Have you been hearing stories about the benefits of fasting and wondering how to fast? Then this post is just for you.
If you are still unsure about why you should fast, I recommend reading my last blog post, Fasting: Ancient Secret for Modern Health, first.
Now that you’ve decided to try fasting, what type of fast should you do?
Types of Fasts
This is probably what most people think of when they think of fasting. It’s definitely the most straightforward. You simply don’t eat or drink anything. I absolutely do not recommend dry fasting for an extended period of time except for with medical supervision. Dehydration can have serious side effects. In fact, the only time I have dry-fasted is when my doctor told me to before a procedure.
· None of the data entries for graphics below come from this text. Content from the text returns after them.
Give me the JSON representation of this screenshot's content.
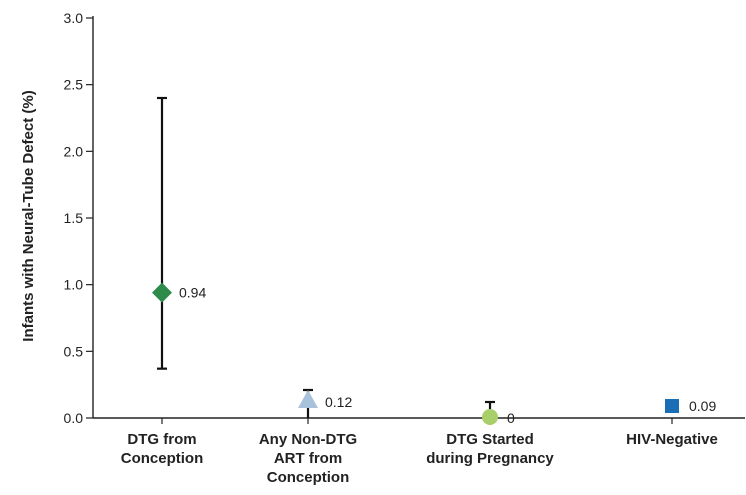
{
  "chart_data": {
    "type": "scatter",
    "ylabel": "Infants with Neural-Tube Defect (%)",
    "xlabel": "",
    "ylim": [
      0,
      3.0
    ],
    "yticks": [
      "0.0",
      "0.5",
      "1.0",
      "1.5",
      "2.0",
      "2.5",
      "3.0"
    ],
    "grid": false,
    "points": [
      {
        "category": [
          "DTG from",
          "Conception"
        ],
        "value": 0.94,
        "value_label": "0.94",
        "ci_low": 0.37,
        "ci_high": 2.4,
        "marker": "diamond",
        "color": "#2e8b4a"
      },
      {
        "category": [
          "Any Non-DTG",
          "ART from",
          "Conception"
        ],
        "value": 0.12,
        "value_label": "0.12",
        "ci_low": 0.0,
        "ci_high": 0.21,
        "marker": "triangle",
        "color": "#a6c3db"
      },
      {
        "category": [
          "DTG Started",
          "during Pregnancy"
        ],
        "value": 0,
        "value_label": "0",
        "ci_low": 0.0,
        "ci_high": 0.12,
        "marker": "circle",
        "color": "#a9cf6a"
      },
      {
        "category": [
          "HIV-Negative"
        ],
        "value": 0.09,
        "value_label": "0.09",
        "ci_low": null,
        "ci_high": null,
        "marker": "square",
        "color": "#1a6eb5"
      }
    ]
  }
}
Basically, take the dry fast and just add water. A water fast can last just about any length of time from a day to a few days to a few weeks. Although I would recommend going no longer than a few days without consulting your doctor.
Liquid or Supported Fast
On a liquid or supported fast, you drink only fluids and avoid solid food. On a supported fast, liquids can include water, coffee, and bone broth.
Tracy and I have done a couple of 3-day supported fasts with great success. A supported fast is a great way to ease your body into fasting. We drink lots of water, including lemon-ginger water with a dash of Himalayan salt. The lemon-ginger water helps support electrolytes. We also drink our fat-fueled coffee in the morning, and I usually have a cup of bone broth in the evening.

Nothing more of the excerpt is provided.